High Court Judge King's Bench Division
- Incumbent
- Assumed office 1 October 2019
- Monarch: Charles III

Personal details
- Born: 25 November 1973 (age 52) Edinburgh, Scotland
- Education: City University of London University College, Oxford

= Martin Chamberlain =

British judge

Sir Martin Daniel Chamberlain (born 25 November 1973) is a British High Court judge.

== Early life end education ==
Chamberlain was born in Edinburgh, Scotland and educated at Stewart's Melville College in Edinburgh. He studied at University College, Oxford, completing a BA in 1994. In 1994, he attended City University of London and completed a graduate diploma in law, then returned to University College and completed the BCL in 1996. He was an Eldon Scholar in 1997.

== Career ==
Chamberlain was called to the bar at Middle Temple in 1997 and joined Brick Court Chambers in 2000 where he practised public law and human rights. As a practitioner, he appeared before European Court of Justice and the European Court of Human Rights and served as a special advocate in national security cases from 2003. He took silk in 2013. From 2011 to 2020, he appeared joint third most at the Supreme Court of the United Kingdom with 24 appearances; he was behind Richard Drabble with 28 and the Treasury Devil Sir James Eadie with 65.
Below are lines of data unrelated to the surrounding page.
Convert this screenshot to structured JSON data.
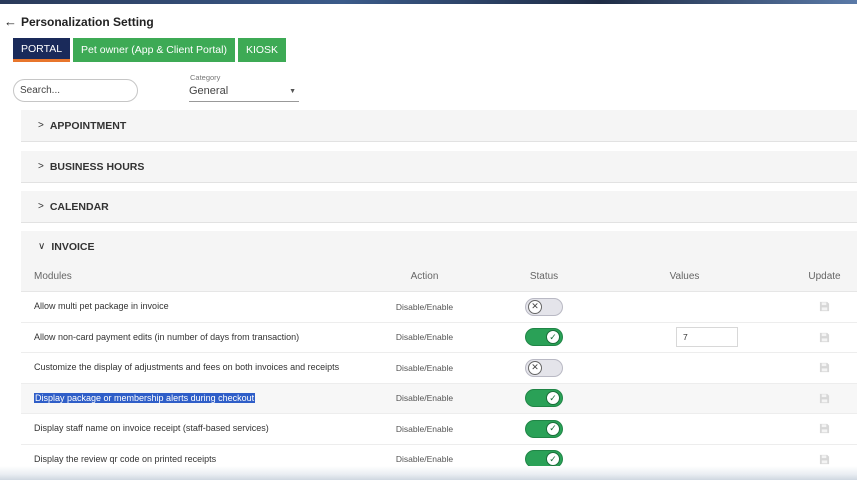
{
  "header": {
    "back_icon": "←",
    "title": "Personalization Setting"
  },
  "tabs": [
    {
      "label": "PORTAL",
      "active": true
    },
    {
      "label": "Pet owner (App & Client Portal)",
      "active": false
    },
    {
      "label": "KIOSK",
      "active": false
    }
  ],
  "search": {
    "placeholder": "Search..."
  },
  "category": {
    "label": "Category",
    "value": "General"
  },
  "sections": [
    {
      "label": "APPOINTMENT",
      "chevron": ">"
    },
    {
      "label": "BUSINESS HOURS",
      "chevron": ">"
    },
    {
      "label": "CALENDAR",
      "chevron": ">"
    },
    {
      "label": "INVOICE",
      "chevron": "∨"
    }
  ],
  "table": {
    "headers": {
      "modules": "Modules",
      "action": "Action",
      "status": "Status",
      "values": "Values",
      "update": "Update"
    },
    "rows": [
      {
        "module": "Allow multi pet package in invoice",
        "action": "Disable/Enable",
        "status": "off",
        "value": ""
      },
      {
        "module": "Allow non-card payment edits (in number of days from transaction)",
        "action": "Disable/Enable",
        "status": "on",
        "value": "7"
      },
      {
        "module": "Customize the display of adjustments and fees on both invoices and receipts",
        "action": "Disable/Enable",
        "status": "off",
        "value": ""
      },
      {
        "module": "Display package or membership alerts during checkout",
        "action": "Disable/Enable",
        "status": "on",
        "value": "",
        "highlighted": true
      },
      {
        "module": "Display staff name on invoice receipt (staff-based services)",
        "action": "Disable/Enable",
        "status": "on",
        "value": ""
      },
      {
        "module": "Display the review qr code on printed receipts",
        "action": "Disable/Enable",
        "status": "on",
        "value": ""
      }
    ]
  },
  "colors": {
    "active_tab": "#1a2a5a",
    "tab": "#3daa55",
    "toggle_on": "#2aa157",
    "highlight": "#2f5ec8",
    "active_tab_underline": "#e8762c"
  }
}
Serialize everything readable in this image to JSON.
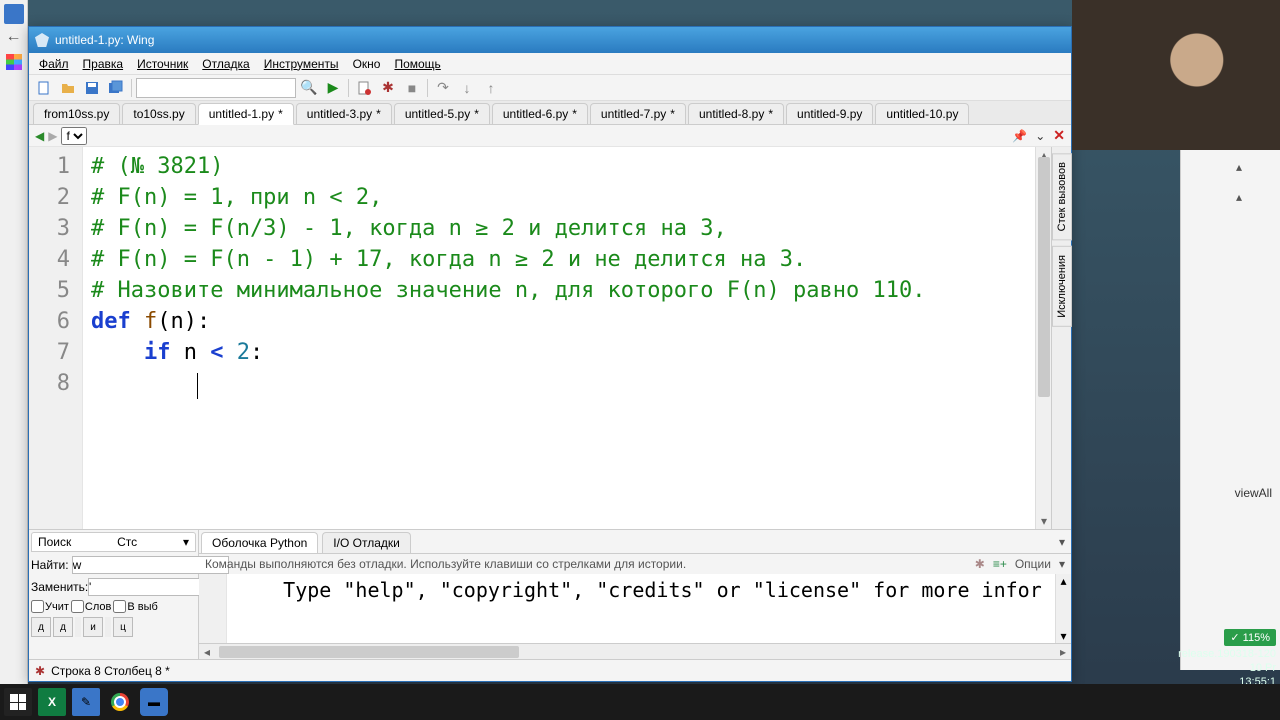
{
  "window": {
    "title": "untitled-1.py: Wing"
  },
  "menu": {
    "file": "Файл",
    "edit": "Правка",
    "source": "Источник",
    "debug": "Отладка",
    "tools": "Инструменты",
    "window": "Окно",
    "help": "Помощь"
  },
  "tabs": [
    {
      "label": "from10ss.py",
      "mod": false
    },
    {
      "label": "to10ss.py",
      "mod": false
    },
    {
      "label": "untitled-1.py",
      "mod": true
    },
    {
      "label": "untitled-3.py",
      "mod": true
    },
    {
      "label": "untitled-5.py",
      "mod": true
    },
    {
      "label": "untitled-6.py",
      "mod": true
    },
    {
      "label": "untitled-7.py",
      "mod": true
    },
    {
      "label": "untitled-8.py",
      "mod": true
    },
    {
      "label": "untitled-9.py",
      "mod": false
    },
    {
      "label": "untitled-10.py",
      "mod": false
    }
  ],
  "nav": {
    "symbol": "f"
  },
  "code": {
    "lines": [
      {
        "n": "1",
        "comment": "# (№ 3821)"
      },
      {
        "n": "2",
        "comment": "# F(n) = 1, при n < 2,"
      },
      {
        "n": "3",
        "comment": "# F(n) = F(n/3) - 1, когда n ≥ 2 и делится на 3,"
      },
      {
        "n": "4",
        "comment": "# F(n) = F(n - 1) + 17, когда n ≥ 2 и не делится на 3."
      },
      {
        "n": "5",
        "comment": "# Назовите минимальное значение n, для которого F(n) равно 110."
      }
    ],
    "kw_def": "def",
    "fn": "f",
    "paren_open": "(n):",
    "kw_if": "if",
    "cond": " n ",
    "lt": "<",
    "num2": " 2",
    "colon": ":",
    "l6": "6",
    "l7": "7",
    "l8": "8"
  },
  "search": {
    "panel": "Поиск",
    "stack": "Стс",
    "find_label": "Найти:",
    "find_value": "w",
    "replace_label": "Заменить:",
    "replace_value": "'",
    "case": "Учит",
    "word": "Слов",
    "sel": "В выб",
    "b1": "д",
    "b2": "д",
    "b3": "и",
    "b4": "ц"
  },
  "shell": {
    "tab1": "Оболочка Python",
    "tab2": "I/O Отладки",
    "hint": "Команды выполняются без отладки.  Используйте клавиши со стрелками для истории.",
    "options": "Опции",
    "line": "    Type \"help\", \"copyright\", \"credits\" or \"license\" for more infor"
  },
  "status": {
    "text": "Строка 8 Столбец 8 *"
  },
  "side": {
    "v1": "Стек вызовов",
    "v2": "Исключения"
  },
  "right": {
    "viewall": "viewAll",
    "green": "✓  115%",
    "rel": "release.190318-120"
  },
  "taskbar": {
    "clock": "13:55:1",
    "date": "10 Pr"
  }
}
In an interview in The Times, he called for the UK to adopt an equivalent of the United States' First Amendment, saying the European Convention of Human Rights as included in UK law was too weak. He also served as chair of the Constitutional and Administrative Law Bar Association. He was appointed a deputy High Court judge in 2016.

=== High Court appointment ===
On 1 October 2019, Chamberlain was appointed a judge of the High Court at the age of 45 and assigned to the Queen's Bench Division. He received the customary knighthood in the same year. In 2019, he was part of the High Court who decided the Metropolitan Police's ban of Extinction Rebellion's 2019 protests was unlawful. He has participated regularly in the preparation of the Administrative Court Judicial Review Guide.

== Personal life ==
In 2001, he married Samantha Broadfoot (a recorder and fellow KC), with whom he has a son and two daughters.